Diagnosing and Managing Canine Hypothyroidism

Hypothyroidism is a common endocrine disease in dogs. The most common causes are lymphocytic thyroiditis or idiopathic thyroid atrophy. Although diagnosis can be straightforward in some patients it can be more challenging in others.

What is the signalment and most common clinical signs?

Typically middle-aged to older dogs are affected. The onset of clinical signs is gradual and includes lethargy, weight gain, cold intolerance, dermatological concerns (e.g. alopecia), and neuromuscular disease (e.g. vestibular signs, facial nerve paralysis). Laryngeal paralysis and megaoesophagus can occur in association with hypothyroidism, but a causal relationship has not been established.

What blood work changes are typical of hypothyroidism?

The most common clinicopathological findings are anaemia and hyperlipidaemia.

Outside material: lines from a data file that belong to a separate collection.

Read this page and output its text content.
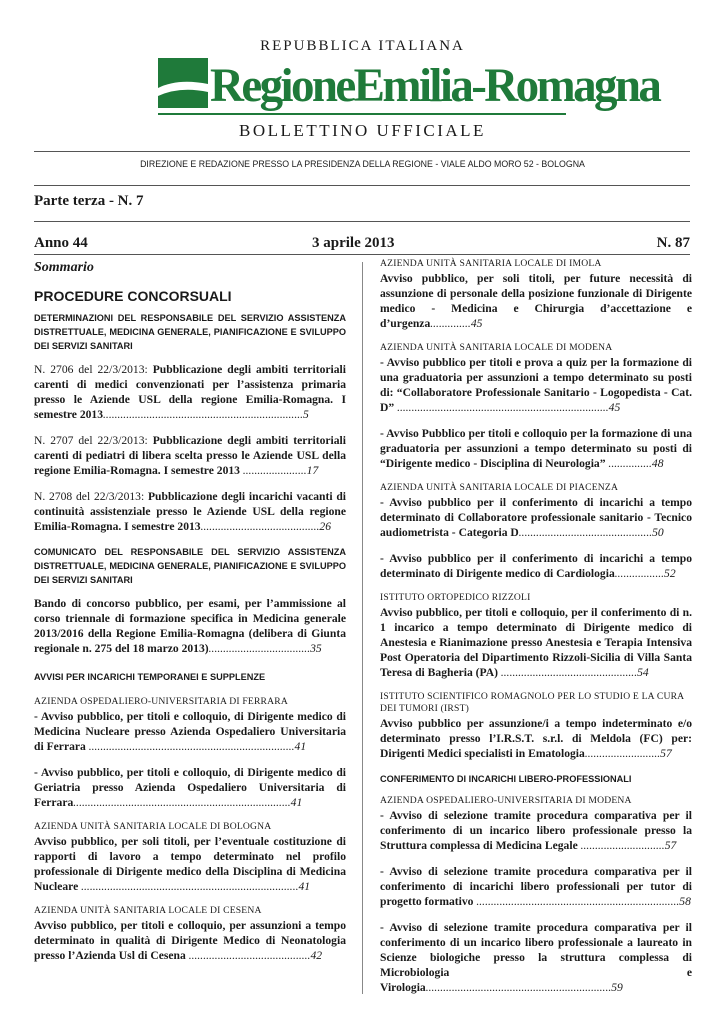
REPUBBLICA ITALIANA
RegioneEmilia-Romagna
BOLLETTINO UFFICIALE
DIREZIONE E REDAZIONE PRESSO LA PRESIDENZA DELLA REGIONE - VIALE ALDO MORO 52 - BOLOGNA
Parte terza - N. 7
Anno 44	3 aprile 2013	N. 87
Sommario
PROCEDURE CONCORSUALI
DETERMINAZIONI DEL RESPONSABILE DEL SERVIZIO ASSISTENZA DISTRETTUALE, MEDICINA GENERALE, PIANIFICAZIONE E SVILUPPO DEI SERVIZI SANITARI
N. 2706 del 22/3/2013: Pubblicazione degli ambiti territoriali carenti di medici convenzionati per l’assistenza primaria presso le Aziende USL della regione Emilia-Romagna. I semestre 2013.....................................................................5
N. 2707 del 22/3/2013: Pubblicazione degli ambiti territoriali carenti di pediatri di libera scelta presso le Aziende USL della regione Emilia-Romagna. I semestre 2013 ......................17
N. 2708 del 22/3/2013: Pubblicazione degli incarichi vacanti di continuità assistenziale presso le Aziende USL della regione Emilia-Romagna. I semestre 2013.........................................26
COMUNICATO DEL RESPONSABILE DEL SERVIZIO ASSISTENZA DISTRETTUALE, MEDICINA GENERALE, PIANIFICAZIONE E SVILUPPO DEI SERVIZI SANITARI
Bando di concorso pubblico, per esami, per l’ammissione al corso triennale di formazione specifica in Medicina generale 2013/2016 della Regione Emilia-Romagna (delibera di Giunta regionale n. 275 del 18 marzo 2013)...................................35
AVVISI PER INCARICHI TEMPORANEI E SUPPLENZE
AZIENDA OSPEDALIERO-UNIVERSITARIA DI FERRARA
- Avviso pubblico, per titoli e colloquio, di Dirigente medico di Medicina Nucleare presso Azienda Ospedaliero Universitaria di Ferrara .......................................................................41
- Avviso pubblico, per titoli e colloquio, di Dirigente medico di Geriatria presso Azienda Ospedaliero Universitaria di Ferrara...........................................................................41
AZIENDA UNITÀ SANITARIA LOCALE DI BOLOGNA
Avviso pubblico, per soli titoli, per l’eventuale costituzione di rapporti di lavoro a tempo determinato nel profilo professionale di Dirigente medico della Disciplina di Medicina Nucleare ...........................................................................41
AZIENDA UNITÀ SANITARIA LOCALE DI CESENA
Avviso pubblico, per titoli e colloquio, per assunzioni a tempo determinato in qualità di Dirigente Medico di Neonatologia presso l’Azienda Usl di Cesena ..........................................42
AZIENDA UNITÀ SANITARIA LOCALE DI IMOLA
Avviso pubblico, per soli titoli, per future necessità di assunzione di personale della posizione funzionale di Dirigente medico - Medicina e Chirurgia d’accettazione e d’urgenza..............45
AZIENDA UNITÀ SANITARIA LOCALE DI MODENA
- Avviso pubblico per titoli e prova a quiz per la formazione di una graduatoria per assunzioni a tempo determinato su posti di: “Collaboratore Professionale Sanitario - Logopedista - Cat. D” .........................................................................45
- Avviso Pubblico per titoli e colloquio per la formazione di una graduatoria per assunzioni a tempo determinato su posti di “Dirigente medico - Disciplina di Neurologia” ...............48
AZIENDA UNITÀ SANITARIA LOCALE DI PIACENZA
- Avviso pubblico per il conferimento di incarichi a tempo determinato di Collaboratore professionale sanitario - Tecnico audiometrista - Categoria D..............................................50
- Avviso pubblico per il conferimento di incarichi a tempo determinato di Dirigente medico di Cardiologia.................52
ISTITUTO ORTOPEDICO RIZZOLI
Avviso pubblico, per titoli e colloquio, per il conferimento di n. 1 incarico a tempo determinato di Dirigente medico di Anestesia e Rianimazione presso Anestesia e Terapia Intensiva Post Operatoria del Dipartimento Rizzoli-Sicilia di Villa Santa Teresa di Bagheria (PA) ...............................................54
ISTITUTO SCIENTIFICO ROMAGNOLO PER LO STUDIO E LA CURA DEI TUMORI (IRST)
Avviso pubblico per assunzione/i a tempo indeterminato e/o determinato presso l’I.R.S.T. s.r.l. di Meldola (FC) per: Dirigenti Medici specialisti in Ematologia..........................57
CONFERIMENTO DI INCARICHI LIBERO-PROFESSIONALI
AZIENDA OSPEDALIERO-UNIVERSITARIA DI MODENA
- Avviso di selezione tramite procedura comparativa per il conferimento di un incarico libero professionale presso la Struttura complessa di Medicina Legale .............................57
- Avviso di selezione tramite procedura comparativa per il conferimento di incarichi libero professionali per tutor di progetto formativo ......................................................................58
- Avviso di selezione tramite procedura comparativa per il conferimento di un incarico libero professionale a laureato in Scienze biologiche presso la struttura complessa di Microbiologia e Virologia................................................................59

The expected endocrine changes are low total and free T4 with concurrent increased TSH. It is important to note that total T4 and free T4 can be lowered in several other circumstances:

• Nonthyroidal illness can suppress total T4 and more severe illness will also suppress free T4. Therefore a patient should be retested once recovered from the concurrent illness. 
• Breed related variations are recognised, with the normal reference range for total and free T4 being lower in sighthounds. 
• Increased circulating glucocorticoids in dogs with hyperadrenocorticism, or dogs treated with exogenous glucocorticoids, often lowers total and free T4. TSH should be normal in these dogs. 
• Other drugs that can lower serum thyroid hormones include phenobarbitone and sulphonamides (TSH may increase as a compensatory response to these drugs) and clomipramine (TSH is unaffected). 
• Total and free T4 can be spuriously increased or decreased by the presence of T4 autoantibodies (which can occur in dogs with lymphocytic thyroiditis).

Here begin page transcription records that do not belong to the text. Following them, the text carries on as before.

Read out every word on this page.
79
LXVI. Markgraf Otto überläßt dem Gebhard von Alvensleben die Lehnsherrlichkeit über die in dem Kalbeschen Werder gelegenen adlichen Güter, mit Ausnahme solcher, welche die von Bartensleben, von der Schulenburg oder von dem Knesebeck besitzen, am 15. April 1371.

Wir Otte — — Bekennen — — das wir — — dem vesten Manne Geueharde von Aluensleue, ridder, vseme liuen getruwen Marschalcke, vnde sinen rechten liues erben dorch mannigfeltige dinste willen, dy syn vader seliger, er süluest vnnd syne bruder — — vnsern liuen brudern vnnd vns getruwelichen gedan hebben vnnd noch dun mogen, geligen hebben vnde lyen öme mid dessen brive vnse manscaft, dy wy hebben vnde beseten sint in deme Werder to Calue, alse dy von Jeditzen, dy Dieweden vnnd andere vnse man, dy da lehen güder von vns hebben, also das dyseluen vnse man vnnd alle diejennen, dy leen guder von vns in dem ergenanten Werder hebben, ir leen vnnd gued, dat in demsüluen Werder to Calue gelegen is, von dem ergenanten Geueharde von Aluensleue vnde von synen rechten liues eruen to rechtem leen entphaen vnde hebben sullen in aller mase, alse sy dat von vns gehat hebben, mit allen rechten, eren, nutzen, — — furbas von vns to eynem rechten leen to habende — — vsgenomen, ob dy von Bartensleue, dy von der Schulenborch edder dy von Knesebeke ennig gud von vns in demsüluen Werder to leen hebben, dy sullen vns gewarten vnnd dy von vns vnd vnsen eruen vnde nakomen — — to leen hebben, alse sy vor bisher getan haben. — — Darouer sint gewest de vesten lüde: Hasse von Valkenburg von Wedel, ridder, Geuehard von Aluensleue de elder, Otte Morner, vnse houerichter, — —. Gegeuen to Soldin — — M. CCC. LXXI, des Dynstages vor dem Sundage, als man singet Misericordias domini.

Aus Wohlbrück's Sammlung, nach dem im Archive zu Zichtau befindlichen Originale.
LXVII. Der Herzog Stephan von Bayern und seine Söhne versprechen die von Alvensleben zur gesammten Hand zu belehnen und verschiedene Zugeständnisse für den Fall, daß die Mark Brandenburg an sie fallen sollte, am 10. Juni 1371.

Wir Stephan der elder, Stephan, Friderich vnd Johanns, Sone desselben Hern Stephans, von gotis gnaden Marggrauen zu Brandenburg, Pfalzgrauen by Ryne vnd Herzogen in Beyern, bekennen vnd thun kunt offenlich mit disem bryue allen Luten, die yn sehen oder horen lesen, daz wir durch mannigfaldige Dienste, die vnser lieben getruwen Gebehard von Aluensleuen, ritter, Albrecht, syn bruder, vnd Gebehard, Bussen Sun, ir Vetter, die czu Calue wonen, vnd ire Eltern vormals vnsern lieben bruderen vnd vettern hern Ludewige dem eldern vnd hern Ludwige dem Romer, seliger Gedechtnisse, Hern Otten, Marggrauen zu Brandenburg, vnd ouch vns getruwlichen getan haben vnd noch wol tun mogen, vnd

The importance of measuring concurrent TSH and how to interpret

Due to the many factors that can affect T4, it is important to measure TSH concurrently. However results can occasionally be challenging to interpret:

• TSH can be within the reference range in 20-40% of dogs with hypothyroidism. The reason for this is that as time progresses, there is a loss of the TSH response to a persistently low T4 (i.e. we may have missed the previous rise in TSH). 
• You may find a normal T4 with an increased TSH. This could reflect either (1) recovery from recent non-thyroidal illness, or (2) an early subclinical stage of the disease whereby increased TSH is successfully maintaining normal T4 levels. These dogs should be monitored and perhaps retested 1-3 months later.

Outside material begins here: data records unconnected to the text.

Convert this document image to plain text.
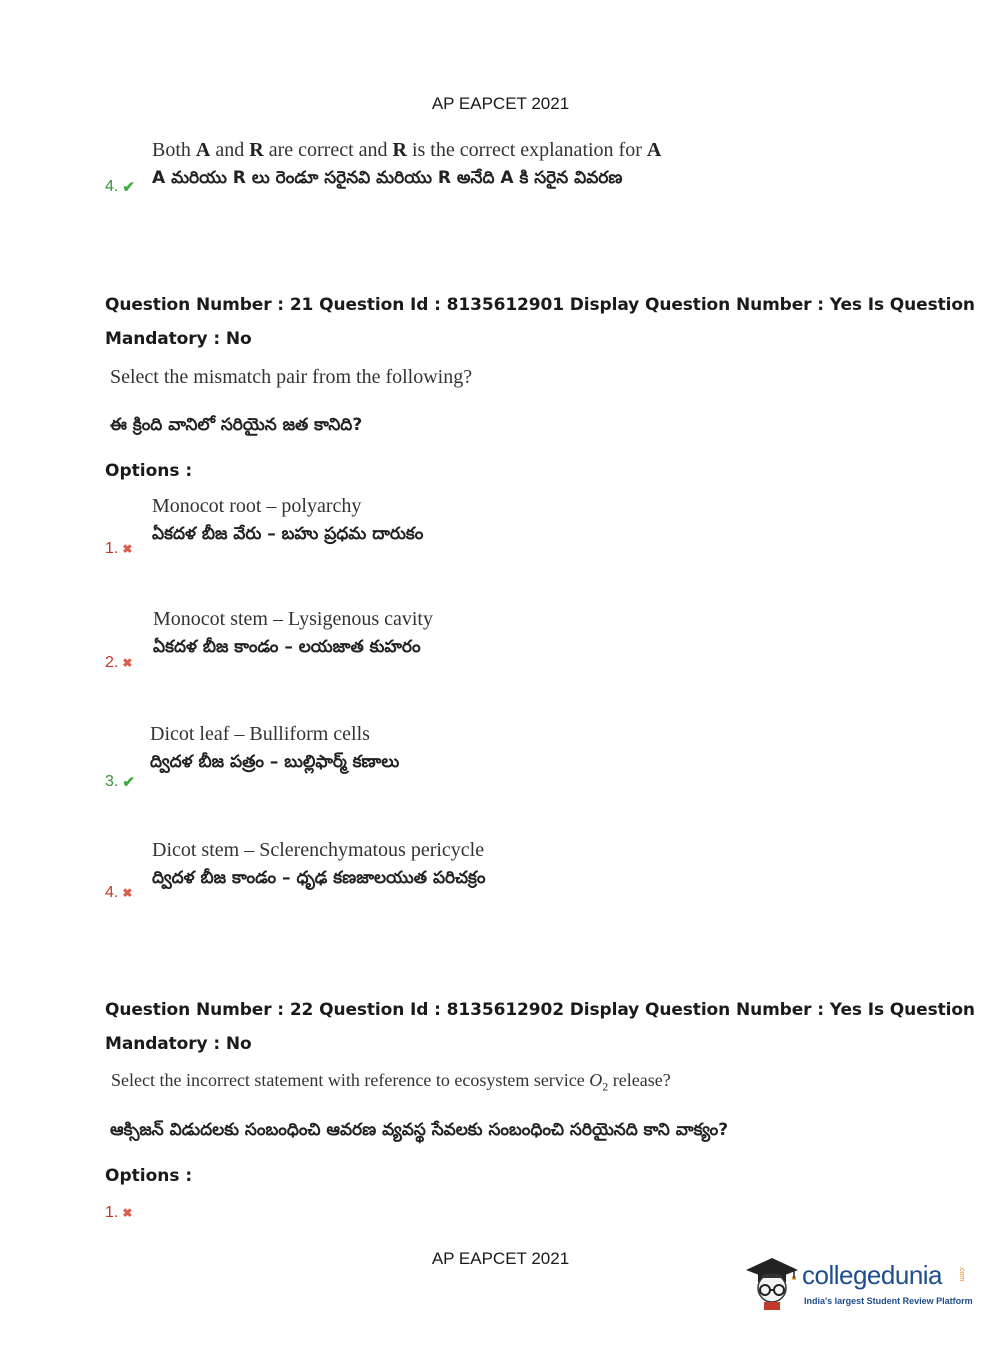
AP EAPCET 2021
Both A and R are correct and R is the correct explanation for A
A మరియు R లు రెండూ సరైనవి మరియు R అనేది A కి సరైన వివరణ
4. ✔
Question Number : 21 Question Id : 8135612901 Display Question Number : Yes Is Question
Mandatory : No
Select the mismatch pair from the following?
ఈ క్రింది వానిలో సరియైన జత కానిది?
Options :
Monocot root – polyarchy
ఏకదళ బీజ వేరు – బహు ప్రధమ దారుకం
1. ✖
Monocot stem – Lysigenous cavity
ఏకదళ బీజ కాండం – లయజాత కుహరం
2. ✖
Dicot leaf – Bulliform cells
ద్విదళ బీజ పత్రం – బుల్లిఫార్మ్ కణాలు
3. ✔
Dicot stem – Sclerenchymatous pericycle
ద్విదళ బీజ కాండం – ధృఢ కణజాలయుత పరిచక్రం
4. ✖
Question Number : 22 Question Id : 8135612902 Display Question Number : Yes Is Question
Mandatory : No
Select the incorrect statement with reference to ecosystem service $O_2$ release?
ఆక్సిజన్ విడుదలకు సంబంధించి ఆవరణ వ్యవస్థ సేవలకు సంబంధించి సరియైనది కాని వాక్యం?
Options :
1. ✖
AP EAPCET 2021
collegedunia .com
India's largest Student Review Platform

Is there an additional benefit in looking for thyroglobulin autoantibodies (TGAA)?

Histologically there are two forms of primary hypothyroidism recognised in dogs; lymphocytic thyroiditis and idiopathic atrophy (the latter may be an end point of the former). During the inflammatory phase of lymphocytic thyroiditis, antibodies are released into the circulation. Most laboratories measure TGAA (as a reflection of the concurrent presence of T3 or T4 autoantibodies). However TGAA are only detectable in 50% of hypothyroid dogs. If TGAA is positive, it implies the presence of thyroiditis but provides no information on thyroid gland function and therefore is not diagnostic for clinical hypothyroidism.

When to start treatment?

A diagnosis is established when you have appropriate clinical signs, clinicopathological findings and endocrine test results. Unfortunately discordant endocrine test results can occur and in those situations the clinical signs, clinicopathological findings and clinician index of suspicion need to be considered before deciding whether to retest in 3-6 months or embark on trial treatment.

How to treat and monitor?

The treatment of choice is levothyroxine. Twice daily treatment is recommended to improve the likelihood of a positive response, especially important in a therapeutic trial. Once stable, some dogs can be transitioned onto a once daily regime. Absorption of the drug may be affected by food. Clinical response should be evaluated by measuring T4 and TSH 4-6 hours post administration of levothyroxine, 6-8 weeks after starting treatment.